It is not explicitly stated in the definition of MutableCollection, but the part where it states that:
a[i] = x
let y = a[i]
// Must be equivalent to:
a[i] = x
let y = x
Could be seen as not invalidating indices stored priorly the operation took effect.
The MutableCollection definition though talks about “same position” not “same index”, which could be ambiguous.
Indeed it should explicitly state that previously stored indices must not be invalidated when the subscript mutator is used.
Exactly as you said it.
That is to resolve any possible ambiguity leading to potential MutableCollection implementations where “distance” might be seen as the offset of the index from startIndex, making perfectly fine doing this:
let clone = a
let i = a.index(a.startIndex, offsetBy: 3)
a[i] = newValue
// a copies its storage, clone
// retains old storage
let j = a.index(a.startIndex, offsetBy: 3)
let y = a[j]
// y == newValue
let x = a[i]
// runtime error cause i is no longer valid
// or worse x == oldValue cause i points to
// the old storage kept alive by clone.
That interpretation of MutableCollection might also lead to implementations were it would not be possible to fast-iterate indices and using its mutator subscript inside the loop.

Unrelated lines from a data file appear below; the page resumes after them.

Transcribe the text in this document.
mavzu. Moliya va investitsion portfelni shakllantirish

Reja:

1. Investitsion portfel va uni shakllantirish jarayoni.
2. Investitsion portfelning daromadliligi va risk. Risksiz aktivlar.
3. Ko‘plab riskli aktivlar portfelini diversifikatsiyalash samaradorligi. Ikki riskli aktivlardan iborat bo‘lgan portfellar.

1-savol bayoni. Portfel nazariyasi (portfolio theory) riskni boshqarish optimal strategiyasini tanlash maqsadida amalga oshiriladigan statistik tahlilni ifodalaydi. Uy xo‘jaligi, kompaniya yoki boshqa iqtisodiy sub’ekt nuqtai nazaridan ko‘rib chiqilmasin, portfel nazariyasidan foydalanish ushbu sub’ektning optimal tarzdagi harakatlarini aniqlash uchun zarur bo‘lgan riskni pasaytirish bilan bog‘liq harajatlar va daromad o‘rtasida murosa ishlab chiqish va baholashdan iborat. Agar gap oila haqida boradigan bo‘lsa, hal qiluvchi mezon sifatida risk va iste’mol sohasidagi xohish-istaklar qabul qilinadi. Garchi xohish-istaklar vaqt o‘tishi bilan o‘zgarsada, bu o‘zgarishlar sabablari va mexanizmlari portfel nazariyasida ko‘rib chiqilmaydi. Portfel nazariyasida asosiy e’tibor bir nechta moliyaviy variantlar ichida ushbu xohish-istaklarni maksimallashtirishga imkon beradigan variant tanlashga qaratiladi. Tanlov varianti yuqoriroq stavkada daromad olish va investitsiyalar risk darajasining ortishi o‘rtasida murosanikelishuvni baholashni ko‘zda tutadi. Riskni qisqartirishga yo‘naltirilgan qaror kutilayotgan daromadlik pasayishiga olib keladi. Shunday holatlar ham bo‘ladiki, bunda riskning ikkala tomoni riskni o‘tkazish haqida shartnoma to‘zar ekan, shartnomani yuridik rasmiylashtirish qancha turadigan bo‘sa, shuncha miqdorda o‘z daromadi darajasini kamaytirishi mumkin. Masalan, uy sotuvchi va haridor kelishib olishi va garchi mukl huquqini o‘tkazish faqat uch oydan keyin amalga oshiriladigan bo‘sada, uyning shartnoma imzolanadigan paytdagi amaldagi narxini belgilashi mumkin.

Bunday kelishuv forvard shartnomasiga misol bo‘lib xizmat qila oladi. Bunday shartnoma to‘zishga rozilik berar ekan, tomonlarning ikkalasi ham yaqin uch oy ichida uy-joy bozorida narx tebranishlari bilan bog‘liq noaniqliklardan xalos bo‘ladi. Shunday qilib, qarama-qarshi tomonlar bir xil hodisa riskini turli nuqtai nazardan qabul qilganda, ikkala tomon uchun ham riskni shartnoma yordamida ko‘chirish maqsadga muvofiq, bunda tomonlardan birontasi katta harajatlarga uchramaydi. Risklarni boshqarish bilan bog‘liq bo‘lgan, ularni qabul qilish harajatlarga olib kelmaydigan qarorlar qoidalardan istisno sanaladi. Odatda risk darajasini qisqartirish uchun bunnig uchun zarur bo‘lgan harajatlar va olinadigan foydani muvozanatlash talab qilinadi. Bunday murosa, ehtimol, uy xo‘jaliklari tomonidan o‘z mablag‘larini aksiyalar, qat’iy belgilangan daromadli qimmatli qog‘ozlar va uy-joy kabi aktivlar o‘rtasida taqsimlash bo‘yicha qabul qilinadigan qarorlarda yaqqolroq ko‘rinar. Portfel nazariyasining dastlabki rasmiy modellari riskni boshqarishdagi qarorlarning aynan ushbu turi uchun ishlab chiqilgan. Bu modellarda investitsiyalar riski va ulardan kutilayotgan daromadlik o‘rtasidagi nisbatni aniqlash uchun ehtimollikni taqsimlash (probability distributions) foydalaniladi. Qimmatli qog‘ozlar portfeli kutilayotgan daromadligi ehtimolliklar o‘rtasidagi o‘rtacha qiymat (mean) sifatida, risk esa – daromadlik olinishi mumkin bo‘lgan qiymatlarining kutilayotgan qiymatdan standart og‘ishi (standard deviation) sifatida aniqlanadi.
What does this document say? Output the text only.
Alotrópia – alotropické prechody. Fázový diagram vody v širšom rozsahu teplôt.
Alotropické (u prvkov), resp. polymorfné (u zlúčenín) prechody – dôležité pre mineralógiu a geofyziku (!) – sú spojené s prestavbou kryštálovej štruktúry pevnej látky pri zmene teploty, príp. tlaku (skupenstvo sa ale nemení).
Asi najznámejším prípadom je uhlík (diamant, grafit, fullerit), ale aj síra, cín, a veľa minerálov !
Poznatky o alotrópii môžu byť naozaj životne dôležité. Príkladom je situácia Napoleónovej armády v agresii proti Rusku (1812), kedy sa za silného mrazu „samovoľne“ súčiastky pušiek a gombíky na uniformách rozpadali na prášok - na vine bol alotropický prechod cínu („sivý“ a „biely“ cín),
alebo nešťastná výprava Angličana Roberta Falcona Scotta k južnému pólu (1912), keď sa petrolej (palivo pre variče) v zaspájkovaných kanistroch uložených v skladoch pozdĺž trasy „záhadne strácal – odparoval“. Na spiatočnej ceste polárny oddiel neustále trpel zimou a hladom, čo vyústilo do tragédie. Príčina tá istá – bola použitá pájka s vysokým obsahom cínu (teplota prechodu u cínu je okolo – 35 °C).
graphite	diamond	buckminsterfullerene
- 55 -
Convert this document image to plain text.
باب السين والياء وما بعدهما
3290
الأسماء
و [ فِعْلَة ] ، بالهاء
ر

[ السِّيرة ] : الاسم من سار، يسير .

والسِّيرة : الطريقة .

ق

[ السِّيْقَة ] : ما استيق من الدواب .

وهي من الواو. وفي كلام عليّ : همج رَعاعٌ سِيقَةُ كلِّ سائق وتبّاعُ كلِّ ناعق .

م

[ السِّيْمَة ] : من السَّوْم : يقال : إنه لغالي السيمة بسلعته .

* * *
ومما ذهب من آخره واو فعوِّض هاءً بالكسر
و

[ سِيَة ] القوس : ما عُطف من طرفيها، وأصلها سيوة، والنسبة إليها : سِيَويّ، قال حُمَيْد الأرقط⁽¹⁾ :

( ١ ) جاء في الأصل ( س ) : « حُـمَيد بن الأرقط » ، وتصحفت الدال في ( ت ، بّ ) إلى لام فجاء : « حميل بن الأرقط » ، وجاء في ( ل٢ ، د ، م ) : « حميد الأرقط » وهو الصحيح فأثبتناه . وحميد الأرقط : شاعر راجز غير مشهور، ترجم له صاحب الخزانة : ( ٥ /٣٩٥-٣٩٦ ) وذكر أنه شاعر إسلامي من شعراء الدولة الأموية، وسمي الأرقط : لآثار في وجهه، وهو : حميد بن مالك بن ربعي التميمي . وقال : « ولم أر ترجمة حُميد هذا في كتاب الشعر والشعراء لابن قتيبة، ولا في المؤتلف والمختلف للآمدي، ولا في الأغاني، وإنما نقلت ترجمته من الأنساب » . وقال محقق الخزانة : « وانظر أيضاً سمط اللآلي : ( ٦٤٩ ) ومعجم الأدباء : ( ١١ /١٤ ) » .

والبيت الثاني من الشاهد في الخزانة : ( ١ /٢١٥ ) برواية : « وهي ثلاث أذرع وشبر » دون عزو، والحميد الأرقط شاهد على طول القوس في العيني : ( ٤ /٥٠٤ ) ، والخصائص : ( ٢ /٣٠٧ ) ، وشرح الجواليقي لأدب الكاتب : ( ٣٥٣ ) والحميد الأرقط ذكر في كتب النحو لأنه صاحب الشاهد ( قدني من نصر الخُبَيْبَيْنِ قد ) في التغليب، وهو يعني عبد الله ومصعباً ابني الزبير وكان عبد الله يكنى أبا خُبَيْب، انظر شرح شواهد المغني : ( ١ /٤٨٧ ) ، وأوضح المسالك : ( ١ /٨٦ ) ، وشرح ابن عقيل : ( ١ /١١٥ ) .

Anyway for sure in the case of Dictionary the index based subscript mutator might end up removing a key-value pair and modifying another element already present in the Dictionary at a different “position” than the one specified in the subscript.
Thus ending up affecting the count of elements of the dictionary —which is an operation prohibited by MutableCollection— and also breaking the other rule about the “position” of the element mutated.